There’s a long process involved in the merger of the two listed companies. The plan was approved by the stock exchanges in June, and cleared by the votes of respective shareholders of the companies in October.

But in August, the merger was challenged by CUTS which made a representation to the CCI that it may be anti-competitive. The CCI rejected the petition, whereupon the CUTS went to the NCLAT on appeal. That appeal is due for hearing on January 12, and a judgment expected by February 9.  

PVR and Inox were among the pioneers in setting up multiplexes, two decades ago. These altered India’s entertainment consumption patterns. Instead of single movies in dingy, poorly air-conditioned halls with uncomfortable seats and under-powered sound systems, multiplexes offered choice of screenings in clean, well-ventilated halls with high-quality sound, 3D displays and comfortable seats. Moreover, they offered better snacks options, and yes, they charged premiums.

Going to a multiplex isn’t just about watching a movie; it is about a pleasant outing to a nice, convenient location, for families, or courting couples. In many Tier-II and Tier-III cities, the multiplex is often the only or default option for this, and it enables multiplexes to compete against Home Theatres and OTT.

The CUTS is a non-profit which claims to fight for the consumer. Its plea says that PVR-Inox will become the largest player in 43 cities, with market share in excess of 50 per cent in at least 19 cities, “substantially increasing concentration levels". This could result in “possible competition concerns", as it would give the entity more bargaining power.

 The merged entity will have the muscle to bargain for lower rentals, and higher advertising rates.
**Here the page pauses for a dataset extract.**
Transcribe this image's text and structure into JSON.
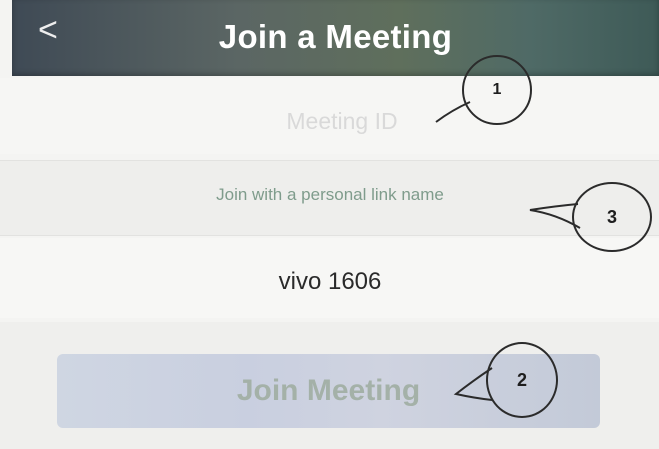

It would have leverage in convenience fee deals with entities like Bookmyshow and Paytm and distribution revenues. Administrative costs and back-office costs should reduce. The growth possibilities come from the fact that India produces over 2,000 movies a year (the highest in the world) but it has only seven screens per million population, whereas China, for example, has 54 screens, and the US has over 100.

Pre-pandemic, footfalls were expanding at around 5 per cent per annum (CAGR) and ticket prices were hiked at around 4 per cent CAGR. Occupancy rates were at around 28-29 per cent prior to covid. Spend per head (apart from tickets) has increased to 98 (Aprl-Sep 2022) from 80 (2019-20) with tickets averaging 224.
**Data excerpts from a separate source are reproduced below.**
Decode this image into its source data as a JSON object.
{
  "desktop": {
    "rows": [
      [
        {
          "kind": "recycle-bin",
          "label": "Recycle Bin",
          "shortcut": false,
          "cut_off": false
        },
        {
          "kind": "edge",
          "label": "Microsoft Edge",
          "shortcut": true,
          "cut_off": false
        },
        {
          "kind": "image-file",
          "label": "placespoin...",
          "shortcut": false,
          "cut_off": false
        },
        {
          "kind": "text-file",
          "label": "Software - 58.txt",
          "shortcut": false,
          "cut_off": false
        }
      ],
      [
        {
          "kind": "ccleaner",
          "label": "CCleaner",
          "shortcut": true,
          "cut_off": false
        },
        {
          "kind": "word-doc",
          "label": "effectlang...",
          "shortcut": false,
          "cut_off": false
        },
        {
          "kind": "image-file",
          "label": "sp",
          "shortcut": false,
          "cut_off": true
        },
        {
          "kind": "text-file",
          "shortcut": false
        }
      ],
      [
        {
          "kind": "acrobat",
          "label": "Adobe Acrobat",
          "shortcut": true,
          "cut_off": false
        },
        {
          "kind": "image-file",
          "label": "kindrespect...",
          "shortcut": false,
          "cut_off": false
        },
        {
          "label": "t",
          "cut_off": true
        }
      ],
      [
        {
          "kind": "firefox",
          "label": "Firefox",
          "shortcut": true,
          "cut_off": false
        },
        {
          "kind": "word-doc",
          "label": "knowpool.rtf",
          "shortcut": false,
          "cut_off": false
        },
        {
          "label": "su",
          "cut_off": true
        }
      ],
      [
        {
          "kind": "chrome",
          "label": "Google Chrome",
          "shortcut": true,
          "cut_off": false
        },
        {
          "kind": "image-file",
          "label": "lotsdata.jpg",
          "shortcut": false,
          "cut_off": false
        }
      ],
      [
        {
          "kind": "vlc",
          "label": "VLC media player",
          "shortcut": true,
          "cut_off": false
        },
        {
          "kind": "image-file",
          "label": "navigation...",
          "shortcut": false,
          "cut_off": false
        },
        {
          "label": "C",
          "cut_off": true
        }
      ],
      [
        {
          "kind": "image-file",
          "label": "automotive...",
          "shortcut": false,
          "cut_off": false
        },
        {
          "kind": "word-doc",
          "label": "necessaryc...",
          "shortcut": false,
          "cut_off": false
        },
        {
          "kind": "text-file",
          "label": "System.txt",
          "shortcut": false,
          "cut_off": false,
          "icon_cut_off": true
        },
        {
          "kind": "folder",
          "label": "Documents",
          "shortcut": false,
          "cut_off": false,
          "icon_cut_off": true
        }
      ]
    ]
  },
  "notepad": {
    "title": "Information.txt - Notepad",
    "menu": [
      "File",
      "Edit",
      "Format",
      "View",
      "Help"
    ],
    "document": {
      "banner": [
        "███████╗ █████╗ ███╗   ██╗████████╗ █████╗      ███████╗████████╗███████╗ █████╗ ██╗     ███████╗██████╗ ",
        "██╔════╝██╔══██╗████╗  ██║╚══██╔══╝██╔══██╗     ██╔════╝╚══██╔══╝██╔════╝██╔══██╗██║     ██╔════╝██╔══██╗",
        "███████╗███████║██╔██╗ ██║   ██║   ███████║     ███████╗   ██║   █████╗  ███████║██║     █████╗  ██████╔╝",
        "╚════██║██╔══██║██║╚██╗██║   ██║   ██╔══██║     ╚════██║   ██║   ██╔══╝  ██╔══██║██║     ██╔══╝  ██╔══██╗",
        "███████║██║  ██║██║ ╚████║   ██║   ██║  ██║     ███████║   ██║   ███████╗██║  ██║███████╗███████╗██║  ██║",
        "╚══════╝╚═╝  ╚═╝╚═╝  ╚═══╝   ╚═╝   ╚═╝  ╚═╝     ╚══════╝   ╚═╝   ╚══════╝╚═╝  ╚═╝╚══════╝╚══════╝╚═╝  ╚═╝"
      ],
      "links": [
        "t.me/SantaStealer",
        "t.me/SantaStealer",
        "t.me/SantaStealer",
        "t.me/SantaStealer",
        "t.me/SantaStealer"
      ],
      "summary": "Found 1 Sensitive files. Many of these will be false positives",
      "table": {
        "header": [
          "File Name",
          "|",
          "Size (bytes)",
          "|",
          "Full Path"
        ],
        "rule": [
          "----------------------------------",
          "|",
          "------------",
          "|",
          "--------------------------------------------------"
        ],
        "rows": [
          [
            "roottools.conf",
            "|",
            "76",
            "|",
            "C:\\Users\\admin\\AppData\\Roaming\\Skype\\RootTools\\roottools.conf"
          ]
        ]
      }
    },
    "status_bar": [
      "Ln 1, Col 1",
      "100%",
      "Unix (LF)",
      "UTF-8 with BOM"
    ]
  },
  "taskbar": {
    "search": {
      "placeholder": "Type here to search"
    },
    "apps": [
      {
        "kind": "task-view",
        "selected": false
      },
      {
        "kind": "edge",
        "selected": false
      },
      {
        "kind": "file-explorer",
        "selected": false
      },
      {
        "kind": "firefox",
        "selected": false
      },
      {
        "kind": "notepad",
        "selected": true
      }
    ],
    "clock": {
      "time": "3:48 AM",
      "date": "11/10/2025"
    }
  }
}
Total revenues for Inox were at 1,915 crore in 2019-20, and after catastrophic losses in the covid-hit fiscals, first half revenues are now at 970 crore. PVR has first half revenues of 1,702 crore. In both cases, revenues are actually lower than in the first half of the last fiscal (FY 2021-22) and the companies claim this is due to Bollywood collections dropping in the absence of big hits.

Apart from bargaining power, the merged entity would have huge data on audience tastes and spending patterns. It can, in fact, hope to make accurate predictions as to the sort of movies that would generate more revenue.

This may lead to a scenario where it could influence the content generated by the movie industry, especially if it does move backwards into production. While it’s speculative to assume a merger will automatically lead to anti-competitive behaviour, these are long-term considerations which could alter the shape of content creation and the national mood and discourse, given cinema’s outsized influence in the Indian socio-political context. The NCLAT judgment could, one way or another, have serious repercussions.